- 676 Okunma
- 3 Yorum
- 0 Beğeni
Hoşgeldin
Hoşgeldin acılarımı bölen; birazını hüznüme, birazını gülümsememe... hoşgeldin.
Kimsin, nesin sormayacağım inan, sadece bana eşlik et yeter. Bu rakı öyle yalnız içilmiyor.
Konuşma, dinleme , anlama bile ama karşımda otur yeter. Bak sofrayı hazırladım. Sofra dediysem; bir dilim beyaz peynir, üç-beş yeşil zeytin, bir dilim kavun ve rakı! İkimize de yeter biliyorum.
Sen sürekli kılık değiştirsen de, ben seni her görüşte tanırım! Bugün böyle geldin, hoşgeldin.
İlk gelişini hatırlıyor musun, ben küçücüktüm, sen kocaman bir ninni, aklım almamıştı.
Sonraları da hep geldin, seni hep tanıdım ama benden kaçmaman için tanımamazlıktan-geldim.

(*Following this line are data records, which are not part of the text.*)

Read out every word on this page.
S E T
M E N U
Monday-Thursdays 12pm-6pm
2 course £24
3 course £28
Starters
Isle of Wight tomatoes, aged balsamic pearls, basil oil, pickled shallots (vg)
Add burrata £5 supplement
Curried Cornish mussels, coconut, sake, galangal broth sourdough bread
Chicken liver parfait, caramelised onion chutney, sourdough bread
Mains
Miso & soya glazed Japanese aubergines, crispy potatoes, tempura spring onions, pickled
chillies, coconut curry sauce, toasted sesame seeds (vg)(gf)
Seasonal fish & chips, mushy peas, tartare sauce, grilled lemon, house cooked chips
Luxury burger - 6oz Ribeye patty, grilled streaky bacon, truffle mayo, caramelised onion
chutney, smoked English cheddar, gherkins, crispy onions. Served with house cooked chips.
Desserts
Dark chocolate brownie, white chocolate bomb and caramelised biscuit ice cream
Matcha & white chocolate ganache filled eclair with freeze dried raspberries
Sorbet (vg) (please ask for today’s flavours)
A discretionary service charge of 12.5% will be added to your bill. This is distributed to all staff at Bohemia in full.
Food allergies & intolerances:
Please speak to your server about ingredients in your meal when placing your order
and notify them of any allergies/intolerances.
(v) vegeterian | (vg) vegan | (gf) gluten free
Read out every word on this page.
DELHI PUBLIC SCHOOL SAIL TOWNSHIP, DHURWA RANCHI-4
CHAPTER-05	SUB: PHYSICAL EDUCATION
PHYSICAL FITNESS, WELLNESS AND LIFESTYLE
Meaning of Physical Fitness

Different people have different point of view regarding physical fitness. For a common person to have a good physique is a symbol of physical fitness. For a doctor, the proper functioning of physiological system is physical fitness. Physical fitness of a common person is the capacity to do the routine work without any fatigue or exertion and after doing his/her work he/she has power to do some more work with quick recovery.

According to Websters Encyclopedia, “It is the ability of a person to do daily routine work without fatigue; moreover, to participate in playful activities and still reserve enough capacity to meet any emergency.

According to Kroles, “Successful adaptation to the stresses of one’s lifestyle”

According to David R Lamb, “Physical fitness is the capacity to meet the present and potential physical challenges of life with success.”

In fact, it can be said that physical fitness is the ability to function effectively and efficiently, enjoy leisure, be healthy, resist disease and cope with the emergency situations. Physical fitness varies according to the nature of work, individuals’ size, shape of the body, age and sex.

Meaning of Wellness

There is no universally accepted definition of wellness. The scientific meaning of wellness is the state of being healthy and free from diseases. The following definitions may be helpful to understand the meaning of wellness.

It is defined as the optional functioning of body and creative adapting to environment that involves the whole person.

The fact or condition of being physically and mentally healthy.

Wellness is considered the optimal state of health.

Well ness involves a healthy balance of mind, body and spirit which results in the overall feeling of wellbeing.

Su üstünde taş sektiriyordum ya, o taşın sen olduğunu biliyordum aslında. Tam dokuz kez sekmişti. Öyle bir yeteneğim yoktu, ama sen yanımdaydın, benimleydin. Senden sonra ha üç, ha dokuz dediğini şimdi iyice anlıyorum. Suyun derinine inip, yıllar sonra yine bir çocuğun elini paylaşım amacını da.
Ben seni tanırım.
Başka şekillerle de geldin biliyorum; bir ağaç oldun bazen tırmanamadığım, bazen koklayamadığım çiçek, yürüyemediğim yollardın çoğu kez. Deniz tuzuydun belki derime iyi gelen, ben seni görmeden de tanırdım. Mapushane penceresinden görünen bir gökyüzüydün belki, ya da gökyüzünde bir parça bulut yağmayan.
Hazreti İsa’nın bölüştükçe çoğalan ekmeği değildin asla! bunu biliyorum. Çünkü sen bölünmezsin, an’sın, paylaşırsın.
Sen şiirsin belki de beynime sığmayan, anlamını çözüp de soluyamadığım.
Hoşgeldin,
Şimdi yanımdasın, bir kadehim daha var paylaşmak ister misin?